Keep in mind, while this applies to all setups, the ones getting hit most often today are integrated point of sale systems. An integrated POS basically looks like a computer screen with the credit card reader built-in to the setup. For an example, go to your nearest bar or restaurant and watch them process your payment.

So if you have an integrated POS, watch out for these things:

  1. Remote access available via the Internet. This one is somewhat related to item number three below, but the POS systems that are compromised aren’t done on-site. They are done remotely via an internet connection. Allowing remote access to these systems opens you up for all kinds of risk. And if you are not segmenting (item five), it may not matter what your remote access is for. If someone can jump around inside your network once they gain access, you can bet they will go after any system with a perceived value.
  2. Blank or default administrative credentials (3rd party included). This one is pretty sad. The only thing worse than a blank password is a default password. Why? Because people think that any password is better than no password, thus they feel secure even though Google will quickly reveal the default password for the device they are looking for. Even worse, some third parties use a shared password for their own access so that any of their technicians can use this basic password to get to any of their customers. If I figure out that password, I can then just look at their website to figure out who their other customers are and use that same password to compromise them. Be sure you have set a password, it is unique to you, and you change it on a periodic basis. This doesn’t just mean a blank administrator password, but also blank “sa” passwords and other database administrator passwords.
  3. No firewalls protecting POS from ingress/egress. It’s 2012, isn’t a firewall part of a standard deployment nowadays? Apparently not. The number of POS devices sitting outside of firewalls is pretty alarming, and gives the bad guys something juicy to attack. Small businesses shouldn’t assume that their broadband router has a firewall built into it. That doesn’t mean they will need to buy lots of additional equipment, they just need to fully implement and deploy these features on their existing setup. It requires a little bit of vigilance or outsourcing with the proper contract liability.
  4. Malware for real-time theft. I remember many conversations back in the 2005-2007 time frame where software engineers would VEHEMENTLY object to encryption controls in their applications. They would leave things unencrypted in memory (including encryption keys) and say things like, “Wow, it’s virtually impossible to grab this data,” or “Nobody is going to spend time trying to capture things from RAM while they reside there for a few microseconds.” Well, the bad guys have a number of methods for capturing this data including making the entire integrated POS software run inside a debugger, transparently to the user.
  5. Lack of segmentation. Remember, segmentation IS NOT a PCI DSS requirement, and never has been. It is strongly suggested, and for most large merchants its the only way they will be able to comply in a cost effective manner. But small merchants with just a few computers don’t want to spend the extra money to segment these networks, thus it gives the bad guys a stupidly easy way in. Compromise the back office PC with malware and jump over to the POS network.
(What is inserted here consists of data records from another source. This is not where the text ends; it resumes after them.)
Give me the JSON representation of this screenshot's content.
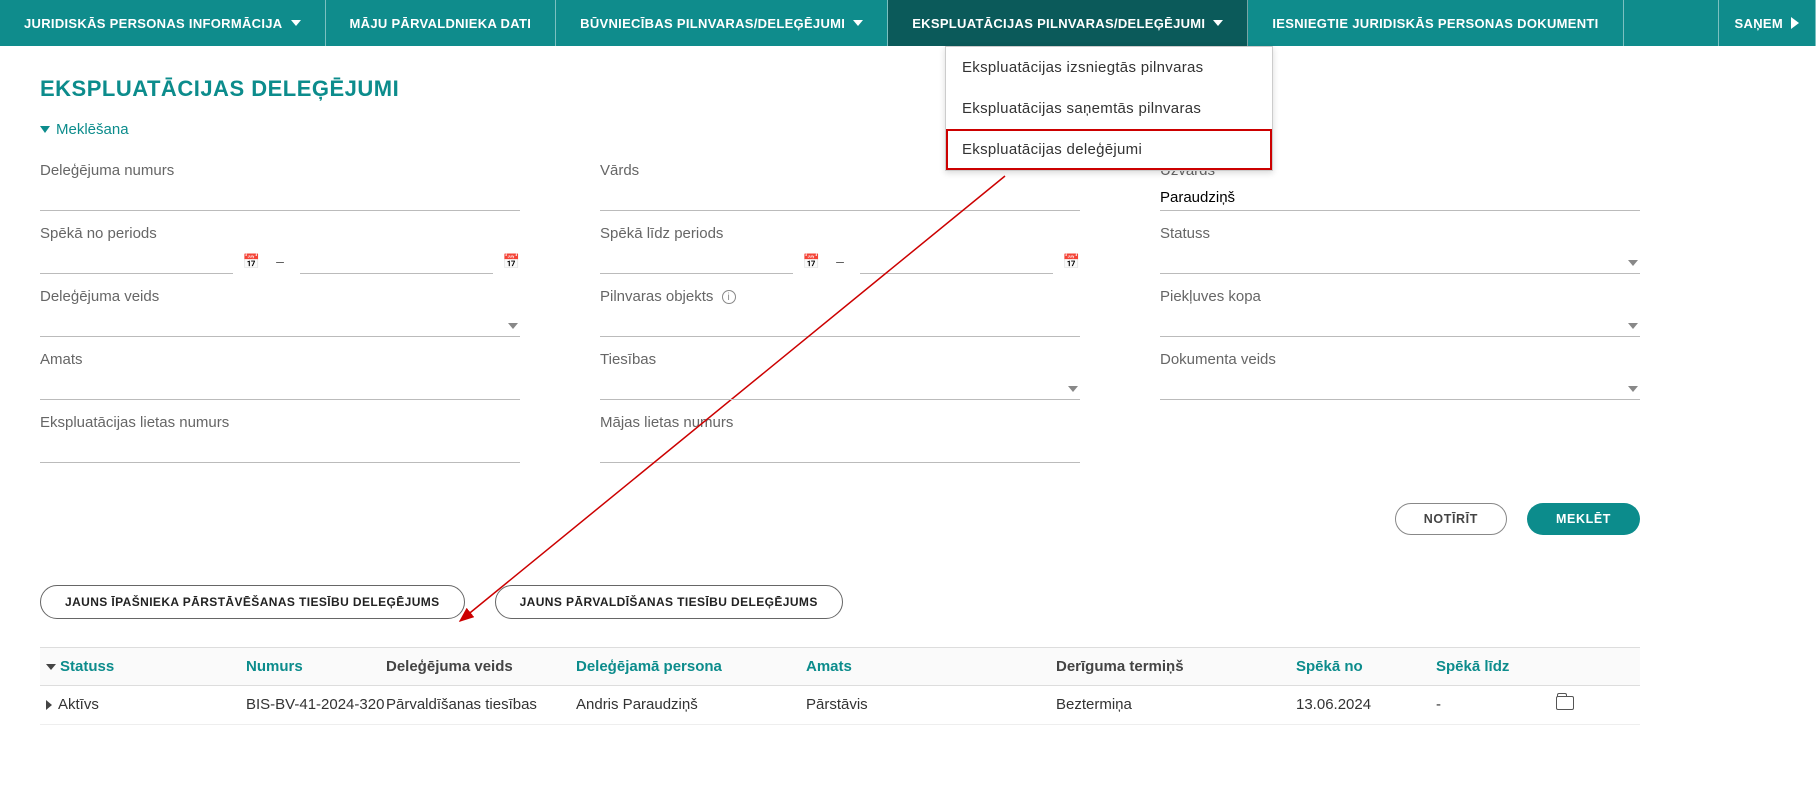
{
  "nav": {
    "items": [
      {
        "label": "Juridiskās personas informācija",
        "caret": true
      },
      {
        "label": "Māju pārvaldnieka dati",
        "caret": false
      },
      {
        "label": "Būvniecības pilnvaras/deleģējumi",
        "caret": true
      },
      {
        "label": "Ekspluatācijas pilnvaras/deleģējumi",
        "caret": true,
        "active": true
      },
      {
        "label": "Iesniegtie juridiskās personas dokumenti",
        "caret": false
      }
    ],
    "more": "Saņem"
  },
  "dropdown": {
    "items": [
      {
        "label": "Ekspluatācijas izsniegtās pilnvaras"
      },
      {
        "label": "Ekspluatācijas saņemtās pilnvaras"
      },
      {
        "label": "Ekspluatācijas deleģējumi",
        "highlighted": true
      }
    ]
  },
  "title": "Ekspluatācijas deleģējumi",
  "search_toggle": "Meklēšana",
  "fields": {
    "num": "Deleģējuma numurs",
    "vards": "Vārds",
    "uzvards": "Uzvārds",
    "uzvards_value": "Paraudziņš",
    "speka_no": "Spēkā no periods",
    "speka_lidz": "Spēkā līdz periods",
    "statuss": "Statuss",
    "veids": "Deleģējuma veids",
    "objekts": "Pilnvaras objekts",
    "kopa": "Piekļuves kopa",
    "amats": "Amats",
    "tiesibas": "Tiesības",
    "doc_veids": "Dokumenta veids",
    "ekspl_lieta": "Ekspluatācijas lietas numurs",
    "majas_lieta": "Mājas lietas numurs"
  },
  "buttons": {
    "clear": "Notīrīt",
    "search": "Meklēt",
    "new_owner": "Jauns īpašnieka pārstāvēšanas tiesību deleģējums",
    "new_mgmt": "Jauns pārvaldīšanas tiesību deleģējums"
  },
  "table": {
    "headers": {
      "status": "Statuss",
      "number": "Numurs",
      "veids": "Deleģējuma veids",
      "persona": "Deleģējamā persona",
      "amats": "Amats",
      "termins": "Derīguma termiņš",
      "speka_no": "Spēkā no",
      "speka_lidz": "Spēkā līdz"
    },
    "rows": [
      {
        "status": "Aktīvs",
        "number": "BIS-BV-41-2024-320",
        "veids": "Pārvaldīšanas tiesības",
        "persona": "Andris Paraudziņš",
        "amats": "Pārstāvis",
        "termins": "Beztermiņa",
        "speka_no": "13.06.2024",
        "speka_lidz": "-"
      }
    ]
  }
}
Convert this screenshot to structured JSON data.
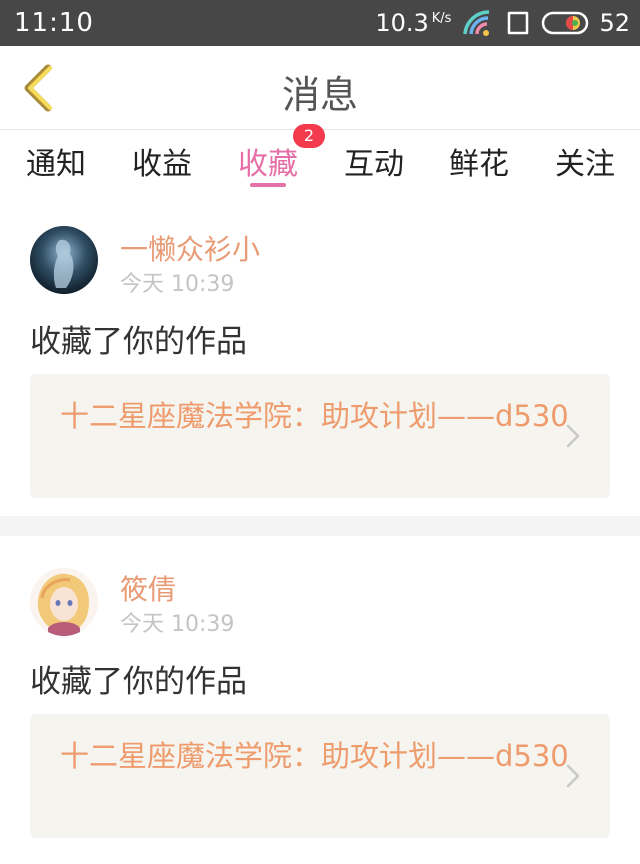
{
  "status_bar": {
    "time": "11:10",
    "speed": "10.3",
    "speed_unit": "K/s",
    "battery": "52",
    "icons": [
      "wifi-icon",
      "sim-icon",
      "battery-toggle-icon"
    ]
  },
  "header": {
    "title": "消息",
    "back_icon": "chevron-left-icon"
  },
  "tabs": [
    {
      "label": "通知"
    },
    {
      "label": "收益"
    },
    {
      "label": "收藏",
      "active": true,
      "badge": "2"
    },
    {
      "label": "互动"
    },
    {
      "label": "鲜花"
    },
    {
      "label": "关注"
    }
  ],
  "messages": [
    {
      "username": "一懒众衫小",
      "time": "今天 10:39",
      "action": "收藏了你的作品",
      "work_title": "十二星座魔法学院：助攻计划——d530"
    },
    {
      "username": "筱倩",
      "time": "今天 10:39",
      "action": "收藏了你的作品",
      "work_title": "十二星座魔法学院：助攻计划——d530"
    }
  ],
  "colors": {
    "accent": "#e470a7",
    "username": "#e89b74",
    "work_title": "#ee9b6d",
    "badge": "#f43a4d",
    "status_bar": "#474747"
  }
}
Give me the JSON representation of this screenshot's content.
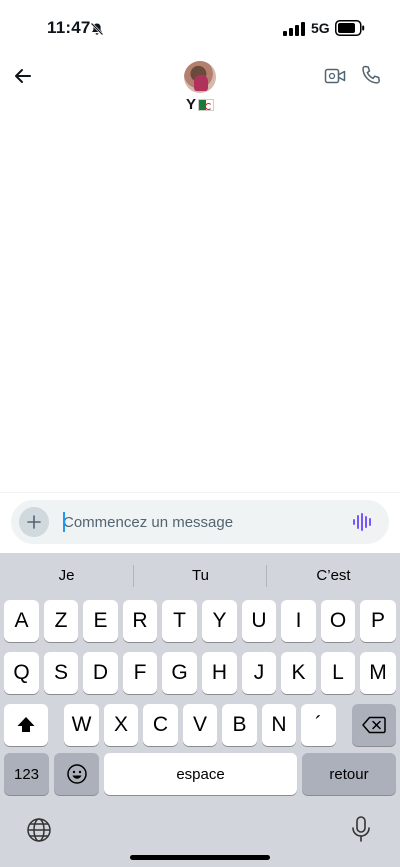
{
  "status_bar": {
    "time": "11:47",
    "network": "5G",
    "icons": [
      "bell-muted-icon",
      "signal-icon",
      "battery-icon"
    ]
  },
  "header": {
    "contact_name": "Y",
    "flag": "algeria-flag",
    "actions": [
      "back-arrow-icon",
      "video-call-icon",
      "phone-icon"
    ]
  },
  "composer": {
    "placeholder": "Commencez un message",
    "value": "",
    "icons": [
      "plus-icon",
      "voice-message-icon"
    ]
  },
  "keyboard": {
    "suggestions": [
      "Je",
      "Tu",
      "C’est"
    ],
    "row1": [
      "A",
      "Z",
      "E",
      "R",
      "T",
      "Y",
      "U",
      "I",
      "O",
      "P"
    ],
    "row2": [
      "Q",
      "S",
      "D",
      "F",
      "G",
      "H",
      "J",
      "K",
      "L",
      "M"
    ],
    "row3": [
      "W",
      "X",
      "C",
      "V",
      "B",
      "N",
      "´"
    ],
    "numbers_label": "123",
    "space_label": "espace",
    "return_label": "retour"
  },
  "colors": {
    "accent": "#1d9bf0",
    "voice_icon": "#7856ff",
    "keyboard_bg": "#d3d5dc",
    "composer_bg": "#eff3f4"
  }
}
In addition, some basic commonalities among many small merchants make them more susceptible to a breach. Those are:

  • Common credentials used by the integrator/reseller or POS software vendor
  • Common ports for remote services like using port 3389 for RDP (hint, it’s the default)
  • SMB null sessions which allow the unauthenticated mounting of certain file systems (whereby credit card data stored there is easily stolen)

So, while I won’t say you shouldn’t comply with PCI DSS if you are required to do so, I will say that tackling the items in this blog post will go a long way to preventing a breach if you do not fully comply with PCI DSS.